De forma distinta desses últimos autores – e à semelhança da investigação descrita por Décoret (2001) –, a pesquisa a ser aqui relatada reuniu, em grupos de reflexão, pais e mães separados para discutir questões próprias ao exercício da parentalidade. Destaca-se que os grupos não foram formados por ex-casais, mas por pessoas separadas, com filhos, independentemente do fato de disporem ou não da guarda parental. Partiu-se do entendimento de que a metodologia de pesquisa participativa alcança dois objetivos principais: produzir conhecimentos e mudar a realidade pela ação, como explica Rose (2001). No movimento do grupo, dificuldades e esclarecimentos se mesclam no decorrer dos encontros, facilitando maior discernimento da realidade vivenciada por meio da troca de informações, saberes e experiências.

Nessa técnica de pesquisa, os participantes também podem discutir e apresentar alternativas para lidar com suas dificuldades, favorecendo - se novas formas de comportamento e significado para atitudes e conceitos pré-concebidos. Como descrevem Acosta, Andrade Filho e Bronz (2004), pesquisadores que vêm sistematizando o uso de grupos de reflexão com homens acusados de terem cometido violência doméstica: “o grupo reflexivo constitui-se como um espaço de inclusão dos sentimentos, da subjetividade e das relações em um sistema grupal de convivência e reflexão” (p. 23).

Teubal (2005) reconhece que, no trabalho com grupos, há fatores que “podem contribuir para gerar aprendizagens e mudanças na subjetividade e, em alguma medida, diminuir o trauma ocasionado pelas condições de existência” (p. 14), acrescentando ainda que não basta uma boa execução do grupo ou um perfeito planejamento e definição de objetivos para que se conclua que houve êxito. Na visão dessa autora, ao se avaliar o trabalho realizado com grupos, deve-se questionar, constantemente, se houve algum tipo de transformação e qual o impacto que se pode observar nos seus integrantes, orientação que se buscou seguir.

 

Metodologia

A realização dos grupos de reflexão com pais e mães separados foi precedida de uma série de ações, próprias de pesquisas participativas, no que diz respeito à preparação das reuniões, à escolha do material de apoio a ser utilizado, à capacitação dos membros da equipe, à divulgação dos grupos e à seleção dos participantes. Foi definido que os encontros dos grupos, com frequência semanal, seriam realizados nas dependências da universidade. Cada grupo teria doze encontros de uma hora e meia que deveriam ocorrer no período noturno, o que corresponderia a uma duração de três meses. Os grupos de reflexão deveriam reunir pais e mães separados no total de, no máximo, dez participantes por grupo. Era indiferente o fato de os candidatos possuírem ou não a guarda dos filhos.

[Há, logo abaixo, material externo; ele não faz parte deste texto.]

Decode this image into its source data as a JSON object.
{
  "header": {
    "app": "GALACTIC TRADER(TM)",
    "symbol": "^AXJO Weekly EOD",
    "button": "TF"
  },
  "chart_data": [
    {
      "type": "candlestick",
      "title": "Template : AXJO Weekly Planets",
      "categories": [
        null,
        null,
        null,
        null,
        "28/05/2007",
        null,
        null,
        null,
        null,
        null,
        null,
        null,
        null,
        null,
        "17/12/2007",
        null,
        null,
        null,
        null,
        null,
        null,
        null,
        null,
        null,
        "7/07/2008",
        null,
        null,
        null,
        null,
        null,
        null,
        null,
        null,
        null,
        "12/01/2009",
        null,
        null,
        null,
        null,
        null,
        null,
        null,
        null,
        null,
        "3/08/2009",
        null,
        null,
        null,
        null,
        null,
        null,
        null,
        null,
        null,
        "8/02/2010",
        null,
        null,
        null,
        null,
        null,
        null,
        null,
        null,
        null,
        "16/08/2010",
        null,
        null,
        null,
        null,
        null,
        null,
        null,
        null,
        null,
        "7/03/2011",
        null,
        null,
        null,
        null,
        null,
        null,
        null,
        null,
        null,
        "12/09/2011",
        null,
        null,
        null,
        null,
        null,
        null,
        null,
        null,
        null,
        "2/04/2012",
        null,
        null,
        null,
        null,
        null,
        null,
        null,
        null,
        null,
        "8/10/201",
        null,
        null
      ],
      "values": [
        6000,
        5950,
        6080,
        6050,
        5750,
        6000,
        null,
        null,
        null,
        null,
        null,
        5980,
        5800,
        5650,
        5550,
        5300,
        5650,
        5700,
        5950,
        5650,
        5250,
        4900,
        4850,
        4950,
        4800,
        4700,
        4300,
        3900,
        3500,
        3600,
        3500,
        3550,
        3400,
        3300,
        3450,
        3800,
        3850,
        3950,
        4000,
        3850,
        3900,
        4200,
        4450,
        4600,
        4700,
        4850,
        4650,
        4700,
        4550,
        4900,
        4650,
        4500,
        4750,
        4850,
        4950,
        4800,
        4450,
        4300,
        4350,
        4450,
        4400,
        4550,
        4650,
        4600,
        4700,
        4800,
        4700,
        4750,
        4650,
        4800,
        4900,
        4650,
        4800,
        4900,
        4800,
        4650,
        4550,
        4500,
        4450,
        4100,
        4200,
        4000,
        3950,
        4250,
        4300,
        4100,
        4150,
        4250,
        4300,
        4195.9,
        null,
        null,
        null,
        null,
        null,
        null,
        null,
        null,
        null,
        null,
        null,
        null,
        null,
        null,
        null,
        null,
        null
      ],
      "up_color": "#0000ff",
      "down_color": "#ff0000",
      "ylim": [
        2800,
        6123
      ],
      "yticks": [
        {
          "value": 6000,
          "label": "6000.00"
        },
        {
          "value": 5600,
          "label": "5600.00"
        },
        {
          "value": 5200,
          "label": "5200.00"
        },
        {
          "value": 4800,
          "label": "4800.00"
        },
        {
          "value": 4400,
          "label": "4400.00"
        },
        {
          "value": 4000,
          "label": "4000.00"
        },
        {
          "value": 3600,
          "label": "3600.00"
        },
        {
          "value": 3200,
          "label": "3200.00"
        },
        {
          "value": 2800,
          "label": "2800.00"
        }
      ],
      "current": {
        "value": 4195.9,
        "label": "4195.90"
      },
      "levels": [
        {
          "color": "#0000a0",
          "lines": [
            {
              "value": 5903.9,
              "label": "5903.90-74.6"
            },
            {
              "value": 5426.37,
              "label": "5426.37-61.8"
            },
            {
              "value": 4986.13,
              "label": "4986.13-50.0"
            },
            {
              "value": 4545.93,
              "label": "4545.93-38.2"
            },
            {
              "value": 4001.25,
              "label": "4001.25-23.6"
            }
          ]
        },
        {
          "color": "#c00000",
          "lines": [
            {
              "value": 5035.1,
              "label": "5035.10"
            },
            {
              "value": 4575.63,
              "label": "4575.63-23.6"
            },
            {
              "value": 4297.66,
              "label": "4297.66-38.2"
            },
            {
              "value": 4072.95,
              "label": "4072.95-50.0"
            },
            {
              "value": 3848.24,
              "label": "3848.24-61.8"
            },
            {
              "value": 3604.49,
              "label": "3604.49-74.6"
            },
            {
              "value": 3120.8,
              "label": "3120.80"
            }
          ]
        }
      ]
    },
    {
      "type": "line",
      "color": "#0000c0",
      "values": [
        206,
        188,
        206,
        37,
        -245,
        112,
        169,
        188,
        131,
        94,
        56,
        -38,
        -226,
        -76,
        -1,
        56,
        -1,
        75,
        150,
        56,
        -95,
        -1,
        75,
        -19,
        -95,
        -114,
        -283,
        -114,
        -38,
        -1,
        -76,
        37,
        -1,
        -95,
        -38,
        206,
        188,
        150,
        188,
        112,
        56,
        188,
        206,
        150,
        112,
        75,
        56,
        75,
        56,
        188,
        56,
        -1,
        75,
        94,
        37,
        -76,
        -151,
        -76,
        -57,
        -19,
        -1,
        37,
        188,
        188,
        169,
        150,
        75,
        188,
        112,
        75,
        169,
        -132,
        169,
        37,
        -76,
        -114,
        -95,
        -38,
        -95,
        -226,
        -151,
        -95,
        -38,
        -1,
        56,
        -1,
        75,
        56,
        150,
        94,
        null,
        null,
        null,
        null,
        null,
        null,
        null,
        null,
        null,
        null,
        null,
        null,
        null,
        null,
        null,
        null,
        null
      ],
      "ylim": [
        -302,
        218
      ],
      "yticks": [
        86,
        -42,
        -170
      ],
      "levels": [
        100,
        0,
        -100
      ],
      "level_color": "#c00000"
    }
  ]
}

Um plano de trabalho inicial foi elaborado, com o planejamento de cada encontro. Foram selecionados os temas a serem discutidos, as dinâmicas a serem utilizadas e o material audiovisual necessário, como crônicas e trechos de filmes e músicas. Tarefas individuais e em grupo também foram recursos empregados nos encontros. Convites para a participação nos grupos foram divulgados em sites de organizações de pais e mães separados e em pequenos cartazes fixados na instituição de ensino, e as inscrições foram feitas a partir de um e-mail criado pela equipe de pesquisa. Nos convites, a única condição explicitada era a de os candidatos serem pais ou mães separados, não havendo qualquer indicação quanto à idade, à classe social ou à escolaridade. Após as inscrições, procedeu-se às entrevistas individuais quando os objetivos do grupo e as características de seu funcionamento foram explicados aos candidatos. Naquele momento, foram avaliadas as expectativas dos inscritos quanto ao trabalho a ser desenvolvido, colhendo-se também dados de identificação dos mesmos. Notou-se que alguns candidatos não se encaixavam na condição solicitada – ou seja, o de pais ou mães separados –, expondo-se, para estes, o motivo que impossibilitava sua admissão nos grupos.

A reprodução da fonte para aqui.